Zhubajie and Witmart hit pay dirt by doing for creative services what Alibaba did in bringing together e-commerce buyers and sellers
When a Chinese restaurant owner in California's Silicon Valley needs a logo or a menu design, he or she will probably log in to Zhubajie.com, China's largest platform for online creative services.
After eight years of losses, Zhubajie is expected to turn profitable this year. Its current worth is estimated to be more than 10 billion yuan ($1.5 billion; 1.4 billion euros). By the end of 2015, Zhubajie had about 15 million registered users and the annual turnover was 7.5 billion yuan.
"Every 10 minutes, there is a proposal from overseas," says Zhu Mingyue, founder and CEO of Chongqing Zhubajie Network Technology Co, the company that operates Zhubajie.com.
Zhubajie, a major character in the Ming Dynasty (AD 1368-1644) novel Journey to the West, was supposedly reincarnated as a pig.
Its international English-language portal, Witmart.com, serves customers worldwide, including the United States, Canada and Britain. "Our services cover 25 countries and regions," says Zhu, formerly a local newspaper reporter.
The success of Alibaba, China's e-commerce giant, makes Zhu upbeat about the prospects of Zhubajie as it expands. "Compared with online goods trade, our services trade has no constraints in terms of logistics and customs. It is very promising."
The company has already set up offices in Houston in the United States and Toronto in Canada. "We are based in China and mainly serve Chinese clients, but we aim at the global market."
Zhu founded the company in 2006 in the southwestern city of Chongqing. From a small studio, it has grown into a large Internet-based platform for outsourced creative services.

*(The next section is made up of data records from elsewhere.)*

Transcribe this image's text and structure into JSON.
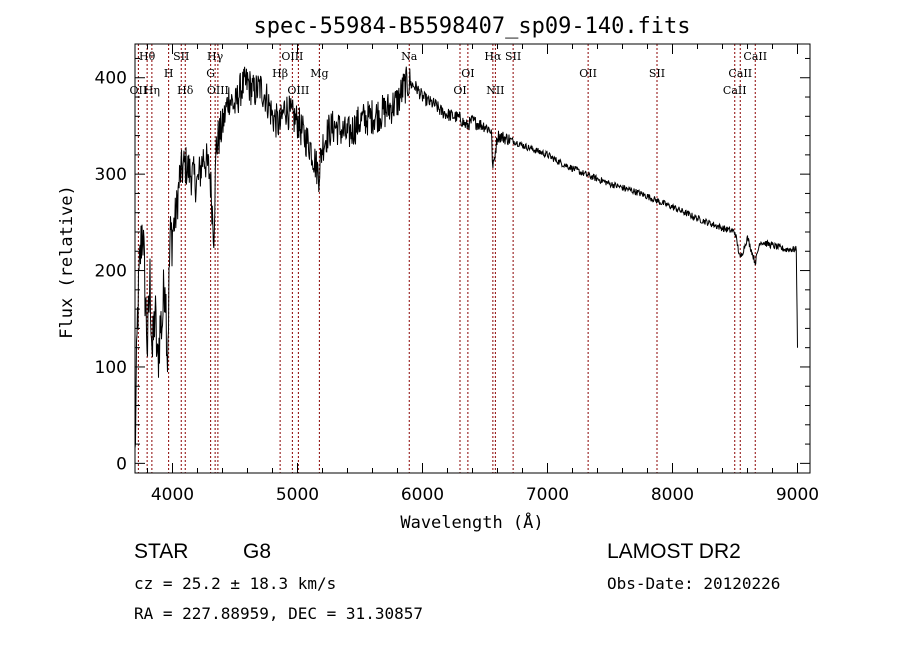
{
  "chart_data": {
    "type": "line",
    "title": "spec-55984-B5598407_sp09-140.fits",
    "xlabel": "Wavelength (Å)",
    "ylabel": "Flux (relative)",
    "xlim": [
      3700,
      9100
    ],
    "ylim": [
      -10,
      435
    ],
    "xticks": [
      "4000",
      "5000",
      "6000",
      "7000",
      "8000",
      "9000"
    ],
    "yticks": [
      "0",
      "100",
      "200",
      "300",
      "400"
    ],
    "series": [
      {
        "x": [
          3700,
          3720,
          3740,
          3760,
          3780,
          3800,
          3820,
          3840,
          3860,
          3880,
          3900,
          3920,
          3940,
          3960,
          3980,
          4000,
          4030,
          4060,
          4100,
          4150,
          4200,
          4250,
          4300,
          4330,
          4350,
          4400,
          4450,
          4500,
          4550,
          4600,
          4650,
          4700,
          4750,
          4800,
          4860,
          4900,
          4950,
          5000,
          5050,
          5100,
          5170,
          5200,
          5250,
          5300,
          5400,
          5500,
          5600,
          5700,
          5800,
          5850,
          5890,
          5950,
          6000,
          6050,
          6100,
          6150,
          6200,
          6250,
          6300,
          6350,
          6400,
          6450,
          6500,
          6550,
          6563,
          6600,
          6700,
          6800,
          6900,
          7000,
          7100,
          7200,
          7300,
          7400,
          7500,
          7600,
          7700,
          7800,
          7900,
          8000,
          8100,
          8200,
          8300,
          8400,
          8500,
          8542,
          8600,
          8662,
          8700,
          8800,
          8900,
          8990,
          9000
        ],
        "y": [
          5,
          150,
          210,
          250,
          180,
          120,
          190,
          110,
          160,
          100,
          140,
          150,
          200,
          110,
          230,
          240,
          260,
          300,
          310,
          300,
          290,
          320,
          300,
          240,
          330,
          350,
          380,
          370,
          390,
          395,
          385,
          390,
          380,
          360,
          350,
          370,
          360,
          355,
          340,
          330,
          300,
          330,
          345,
          350,
          340,
          355,
          360,
          365,
          375,
          390,
          395,
          390,
          380,
          375,
          372,
          365,
          362,
          360,
          358,
          350,
          355,
          352,
          350,
          345,
          305,
          340,
          336,
          330,
          325,
          320,
          312,
          306,
          300,
          295,
          290,
          286,
          282,
          277,
          271,
          266,
          260,
          254,
          249,
          244,
          240,
          212,
          234,
          208,
          230,
          226,
          222,
          222,
          120
        ]
      }
    ],
    "spectral_lines": [
      {
        "label": "Hθ",
        "x": 3797,
        "row": 0
      },
      {
        "label": "OII",
        "x": 3727,
        "row": 2
      },
      {
        "label": "Hη",
        "x": 3835,
        "row": 2
      },
      {
        "label": "H",
        "x": 3969,
        "row": 1
      },
      {
        "label": "SII",
        "x": 4070,
        "row": 0
      },
      {
        "label": "Hδ",
        "x": 4102,
        "row": 2
      },
      {
        "label": "Hγ",
        "x": 4341,
        "row": 0
      },
      {
        "label": "G",
        "x": 4305,
        "row": 1
      },
      {
        "label": "OIII",
        "x": 4363,
        "row": 2
      },
      {
        "label": "Hβ",
        "x": 4861,
        "row": 1
      },
      {
        "label": "OIII",
        "x": 4959,
        "row": 0
      },
      {
        "label": "OIII",
        "x": 5007,
        "row": 2
      },
      {
        "label": "Mg",
        "x": 5175,
        "row": 1
      },
      {
        "label": "Na",
        "x": 5894,
        "row": 0
      },
      {
        "label": "OI",
        "x": 6300,
        "row": 2
      },
      {
        "label": "OI",
        "x": 6363,
        "row": 1
      },
      {
        "label": "Hα",
        "x": 6563,
        "row": 0
      },
      {
        "label": "NII",
        "x": 6583,
        "row": 2
      },
      {
        "label": "SII",
        "x": 6725,
        "row": 0
      },
      {
        "label": "OII",
        "x": 7325,
        "row": 1
      },
      {
        "label": "SII",
        "x": 7876,
        "row": 1
      },
      {
        "label": "CaII",
        "x": 8498,
        "row": 2
      },
      {
        "label": "CaII",
        "x": 8542,
        "row": 1
      },
      {
        "label": "CaII",
        "x": 8662,
        "row": 0
      }
    ],
    "grid": false,
    "line_color": "#000000",
    "marker_line_color": "#8b0000"
  },
  "info": {
    "class": "STAR",
    "subclass": "G8",
    "survey": "LAMOST DR2",
    "cz": "cz = 25.2 ± 18.3 km/s",
    "obs_date": "Obs-Date: 20120226",
    "coords": "RA = 227.88959, DEC =  31.30857"
  }
}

Service providers, typically designers and advertisers, trade with 3 million budget-minded small and medium-sized companies on Zhubajie.
Its popular services include logo design, Web design, translation, copywriting and marketing.
In September, the company launched a new business: trademark registration and other intellectual property rights protection services.
"As more and more Chinese small and medium companies go abroad and foreign ones come into China, they need a reliable and affordable service for their trademark registration," Zhu says.
In partnership with local professionals, the company can get such business done in China, the US, Canada and the European Union.
For example, to get a trademark registered in the US, the standard package of services costs $1,000 (919 euros). In case of application denial, the client can get a full refund and 25 percent compensation.
Zhubajie's innovative business model evolved throughout its nine years of existence, and today includes a free trademark search and money-back guarantee. "Now we get 1,000 orders every day and the figure is expected to reach 6,000 per day next year," Zhu says.
In June, the website announced a change to its business model and stopped collecting the 20 percent commission from each deal. It is also an incubator for startups.
The company is hoping to ride its new businesses like trademark registration, printing and financing to a revenue of 10 billion yuan this year.
That would mark a long way from the time it used to depend on venture capital for survival and growth. For instance, in 2007, the then one-year-old company received 10 million yuan from local IT company Chongqing Born Group.
In 2011, it received a $10 million investment from International Data Group Corp, a US-based technology, media, research and events management firm.
In June 2015, it got a cash injection of 2.6 billion yuan, the largest of its kind in China's services sector and the largest Internet-related investment in West China. Owing to its success on its home turf, Zhubajie gave up its plan to list on the Nasdaq Stock Market. The June 2015 funding, however, has sped up its plans for a local float.